Allocate time at your next board meeting to talk about this.  (And reminder: you have all
four social styles around the board table—Drivers, Analyticals, Amiables, and Expressives—so the CEO report should include something for all four styles, not just the CEO’s style.)

Finally, CEOs of Christ-centered organizations, must (let’s boldface that: MUST) inspire the board to see their work from an eternal perspective.
If CEOs focus on the nuts and bolts—and what happened yesterday—
instead of God’s voice and God’s plan,
the reporting process will never inspire.

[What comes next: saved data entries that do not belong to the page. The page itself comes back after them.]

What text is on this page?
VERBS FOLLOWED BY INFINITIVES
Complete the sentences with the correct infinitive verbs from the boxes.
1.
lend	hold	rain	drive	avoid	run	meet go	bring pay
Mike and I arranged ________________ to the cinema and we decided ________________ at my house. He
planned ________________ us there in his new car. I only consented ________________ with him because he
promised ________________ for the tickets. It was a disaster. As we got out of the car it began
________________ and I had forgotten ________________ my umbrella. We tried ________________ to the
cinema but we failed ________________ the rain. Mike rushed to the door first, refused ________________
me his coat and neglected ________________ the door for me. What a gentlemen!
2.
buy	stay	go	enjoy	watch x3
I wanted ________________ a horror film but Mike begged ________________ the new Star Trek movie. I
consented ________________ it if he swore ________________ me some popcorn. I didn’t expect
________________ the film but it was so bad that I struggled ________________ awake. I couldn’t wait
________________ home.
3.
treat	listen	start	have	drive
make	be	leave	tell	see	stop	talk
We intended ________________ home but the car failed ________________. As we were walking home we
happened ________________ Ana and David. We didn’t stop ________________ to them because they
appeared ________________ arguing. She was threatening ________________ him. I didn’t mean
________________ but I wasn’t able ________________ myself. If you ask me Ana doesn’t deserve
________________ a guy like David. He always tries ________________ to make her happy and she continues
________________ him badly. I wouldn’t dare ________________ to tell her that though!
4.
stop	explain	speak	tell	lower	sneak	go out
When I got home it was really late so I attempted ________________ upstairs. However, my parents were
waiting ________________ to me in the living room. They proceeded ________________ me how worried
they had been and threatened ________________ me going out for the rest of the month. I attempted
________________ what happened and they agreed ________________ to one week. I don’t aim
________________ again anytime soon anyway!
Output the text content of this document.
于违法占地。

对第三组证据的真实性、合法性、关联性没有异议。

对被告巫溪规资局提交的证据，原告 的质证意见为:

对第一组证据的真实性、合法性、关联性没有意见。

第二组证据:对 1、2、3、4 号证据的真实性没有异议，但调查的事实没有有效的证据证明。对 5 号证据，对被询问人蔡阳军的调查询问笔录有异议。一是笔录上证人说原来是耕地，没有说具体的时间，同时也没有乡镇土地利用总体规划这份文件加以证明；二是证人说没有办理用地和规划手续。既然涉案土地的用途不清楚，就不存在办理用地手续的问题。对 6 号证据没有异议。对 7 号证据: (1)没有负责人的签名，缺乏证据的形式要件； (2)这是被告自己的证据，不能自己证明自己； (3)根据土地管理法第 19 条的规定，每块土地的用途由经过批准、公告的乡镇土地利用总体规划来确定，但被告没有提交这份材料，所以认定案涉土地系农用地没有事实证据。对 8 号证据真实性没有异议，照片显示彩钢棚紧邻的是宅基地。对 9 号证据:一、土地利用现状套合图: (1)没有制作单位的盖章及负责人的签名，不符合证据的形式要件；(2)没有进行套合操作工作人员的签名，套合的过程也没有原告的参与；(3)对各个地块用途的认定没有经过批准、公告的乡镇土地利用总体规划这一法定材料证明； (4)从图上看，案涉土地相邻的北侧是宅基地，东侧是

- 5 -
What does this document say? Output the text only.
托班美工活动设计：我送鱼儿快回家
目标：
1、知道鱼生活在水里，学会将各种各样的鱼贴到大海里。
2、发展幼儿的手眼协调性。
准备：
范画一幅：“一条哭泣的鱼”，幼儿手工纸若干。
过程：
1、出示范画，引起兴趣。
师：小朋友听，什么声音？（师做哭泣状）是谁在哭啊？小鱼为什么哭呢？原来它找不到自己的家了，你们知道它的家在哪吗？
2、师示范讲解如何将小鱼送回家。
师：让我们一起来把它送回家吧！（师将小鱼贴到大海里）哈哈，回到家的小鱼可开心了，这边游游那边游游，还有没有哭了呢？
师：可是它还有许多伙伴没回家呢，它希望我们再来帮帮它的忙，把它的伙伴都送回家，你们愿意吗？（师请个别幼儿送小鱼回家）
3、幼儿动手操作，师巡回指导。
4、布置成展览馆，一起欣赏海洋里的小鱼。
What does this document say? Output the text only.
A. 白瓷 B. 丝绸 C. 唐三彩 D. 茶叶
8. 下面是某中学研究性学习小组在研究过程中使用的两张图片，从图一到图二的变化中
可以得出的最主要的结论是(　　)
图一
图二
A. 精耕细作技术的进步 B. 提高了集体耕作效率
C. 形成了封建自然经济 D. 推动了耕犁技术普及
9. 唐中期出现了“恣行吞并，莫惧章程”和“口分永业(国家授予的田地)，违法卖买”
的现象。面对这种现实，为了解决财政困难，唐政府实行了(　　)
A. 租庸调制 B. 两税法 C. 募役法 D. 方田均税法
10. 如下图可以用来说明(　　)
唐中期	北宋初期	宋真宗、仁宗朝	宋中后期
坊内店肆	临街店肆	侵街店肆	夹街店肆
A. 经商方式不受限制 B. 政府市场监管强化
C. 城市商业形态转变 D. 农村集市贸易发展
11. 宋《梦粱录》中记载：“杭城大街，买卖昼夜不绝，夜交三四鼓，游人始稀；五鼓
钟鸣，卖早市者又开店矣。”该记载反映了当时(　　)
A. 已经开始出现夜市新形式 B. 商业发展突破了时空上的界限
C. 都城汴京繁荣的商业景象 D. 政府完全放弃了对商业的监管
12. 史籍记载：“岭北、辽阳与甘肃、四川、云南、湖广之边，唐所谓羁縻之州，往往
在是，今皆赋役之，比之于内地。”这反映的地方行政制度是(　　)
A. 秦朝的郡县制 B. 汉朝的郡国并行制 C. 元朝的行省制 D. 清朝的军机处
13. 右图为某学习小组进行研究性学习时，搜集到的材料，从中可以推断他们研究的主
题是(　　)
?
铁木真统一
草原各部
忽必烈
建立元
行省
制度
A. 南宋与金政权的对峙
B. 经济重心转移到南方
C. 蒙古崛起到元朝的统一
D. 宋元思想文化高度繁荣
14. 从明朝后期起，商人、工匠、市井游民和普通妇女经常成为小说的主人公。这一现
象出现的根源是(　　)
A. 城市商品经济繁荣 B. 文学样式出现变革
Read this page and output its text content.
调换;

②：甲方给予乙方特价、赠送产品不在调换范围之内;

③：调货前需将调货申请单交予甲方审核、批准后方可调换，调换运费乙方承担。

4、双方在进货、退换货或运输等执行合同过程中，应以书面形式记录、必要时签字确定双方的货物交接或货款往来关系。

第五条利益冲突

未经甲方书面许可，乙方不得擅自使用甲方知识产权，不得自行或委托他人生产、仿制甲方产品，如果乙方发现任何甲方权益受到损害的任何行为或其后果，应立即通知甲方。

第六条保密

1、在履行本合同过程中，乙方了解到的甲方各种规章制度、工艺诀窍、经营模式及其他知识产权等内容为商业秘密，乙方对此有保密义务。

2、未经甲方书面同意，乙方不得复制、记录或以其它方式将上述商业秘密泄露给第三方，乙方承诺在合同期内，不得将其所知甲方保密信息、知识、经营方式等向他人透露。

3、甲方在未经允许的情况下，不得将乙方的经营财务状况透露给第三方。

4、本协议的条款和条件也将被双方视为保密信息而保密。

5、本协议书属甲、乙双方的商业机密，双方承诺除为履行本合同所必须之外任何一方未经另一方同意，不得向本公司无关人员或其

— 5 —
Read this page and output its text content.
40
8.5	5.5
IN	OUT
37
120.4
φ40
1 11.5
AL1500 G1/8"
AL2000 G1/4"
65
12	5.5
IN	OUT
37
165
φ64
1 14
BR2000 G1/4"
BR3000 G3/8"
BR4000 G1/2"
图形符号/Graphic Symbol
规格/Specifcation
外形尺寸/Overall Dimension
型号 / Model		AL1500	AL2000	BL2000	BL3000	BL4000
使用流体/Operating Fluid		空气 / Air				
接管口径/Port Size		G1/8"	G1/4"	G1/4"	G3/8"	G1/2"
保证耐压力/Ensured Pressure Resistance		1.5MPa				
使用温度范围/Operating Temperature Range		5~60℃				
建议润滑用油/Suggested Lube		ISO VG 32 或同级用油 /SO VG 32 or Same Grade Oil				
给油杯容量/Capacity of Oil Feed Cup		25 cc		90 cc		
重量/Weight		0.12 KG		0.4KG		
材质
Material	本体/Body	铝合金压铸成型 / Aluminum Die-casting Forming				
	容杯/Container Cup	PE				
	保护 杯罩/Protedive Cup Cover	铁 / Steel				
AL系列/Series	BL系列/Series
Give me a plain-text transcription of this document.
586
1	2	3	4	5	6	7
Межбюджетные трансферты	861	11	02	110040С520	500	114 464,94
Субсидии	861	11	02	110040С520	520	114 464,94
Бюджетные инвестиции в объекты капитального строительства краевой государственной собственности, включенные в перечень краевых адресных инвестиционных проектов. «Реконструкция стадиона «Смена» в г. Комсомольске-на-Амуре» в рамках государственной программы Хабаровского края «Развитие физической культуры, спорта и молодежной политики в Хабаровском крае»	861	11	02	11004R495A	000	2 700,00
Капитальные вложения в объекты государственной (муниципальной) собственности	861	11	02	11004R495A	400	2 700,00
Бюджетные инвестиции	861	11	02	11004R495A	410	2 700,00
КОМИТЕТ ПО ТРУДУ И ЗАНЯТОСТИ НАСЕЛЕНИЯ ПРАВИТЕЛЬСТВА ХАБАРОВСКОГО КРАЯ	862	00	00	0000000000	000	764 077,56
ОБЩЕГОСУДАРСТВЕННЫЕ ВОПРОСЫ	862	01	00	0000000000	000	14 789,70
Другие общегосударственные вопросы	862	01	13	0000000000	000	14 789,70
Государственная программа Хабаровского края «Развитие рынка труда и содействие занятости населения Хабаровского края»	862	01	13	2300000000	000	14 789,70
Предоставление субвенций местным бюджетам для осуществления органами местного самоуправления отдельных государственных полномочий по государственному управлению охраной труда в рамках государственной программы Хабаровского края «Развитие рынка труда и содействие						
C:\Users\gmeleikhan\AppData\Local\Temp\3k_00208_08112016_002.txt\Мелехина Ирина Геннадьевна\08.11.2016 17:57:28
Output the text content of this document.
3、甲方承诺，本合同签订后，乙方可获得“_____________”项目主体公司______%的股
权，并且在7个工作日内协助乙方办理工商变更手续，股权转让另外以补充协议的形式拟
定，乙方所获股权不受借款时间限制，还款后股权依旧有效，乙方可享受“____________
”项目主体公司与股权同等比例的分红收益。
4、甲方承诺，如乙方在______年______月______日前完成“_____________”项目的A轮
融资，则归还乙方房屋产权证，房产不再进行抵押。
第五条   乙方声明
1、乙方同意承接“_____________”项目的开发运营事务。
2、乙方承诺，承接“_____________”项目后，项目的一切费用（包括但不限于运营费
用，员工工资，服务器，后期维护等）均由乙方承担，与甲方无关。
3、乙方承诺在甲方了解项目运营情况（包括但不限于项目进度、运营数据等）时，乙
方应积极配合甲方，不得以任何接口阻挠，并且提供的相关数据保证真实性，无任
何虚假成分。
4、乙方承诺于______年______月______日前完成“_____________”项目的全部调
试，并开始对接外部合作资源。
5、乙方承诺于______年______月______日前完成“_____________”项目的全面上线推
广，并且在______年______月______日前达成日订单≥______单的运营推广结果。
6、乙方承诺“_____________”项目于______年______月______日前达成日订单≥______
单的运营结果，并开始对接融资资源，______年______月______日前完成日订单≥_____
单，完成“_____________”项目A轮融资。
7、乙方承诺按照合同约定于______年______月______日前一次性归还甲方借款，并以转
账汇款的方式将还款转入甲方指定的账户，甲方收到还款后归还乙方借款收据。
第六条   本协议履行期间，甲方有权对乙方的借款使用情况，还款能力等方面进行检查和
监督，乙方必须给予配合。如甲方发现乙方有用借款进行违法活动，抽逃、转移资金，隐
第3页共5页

In the profound book, The Choice: The Christ-Centered Pursuit of Kingdom Outcomes, by Gary G. Hoag, R. Scott Rodin, and Wesley K. Willmer, the authors suggest we study “five traits that flow from defining success in terms of obedience to the teachings of Jesus”—the kingdom path (versus the “common path”). The five traits include: Steward Leadership, Faithfulness-Focused Strategies, Eternity-Oriented Metrics, Relationship-Based Management, and a Stewardship View of Resources.  

Imagine a robust discussion—led by the CEO—on one of these five traits at every board meeting!  That’s a board meeting I’d like to attend!

QUESTION: How will your CEO and board members find common ground on CEO reporting so the “dreaded CEO report” becomes the “inspiring CEO report?”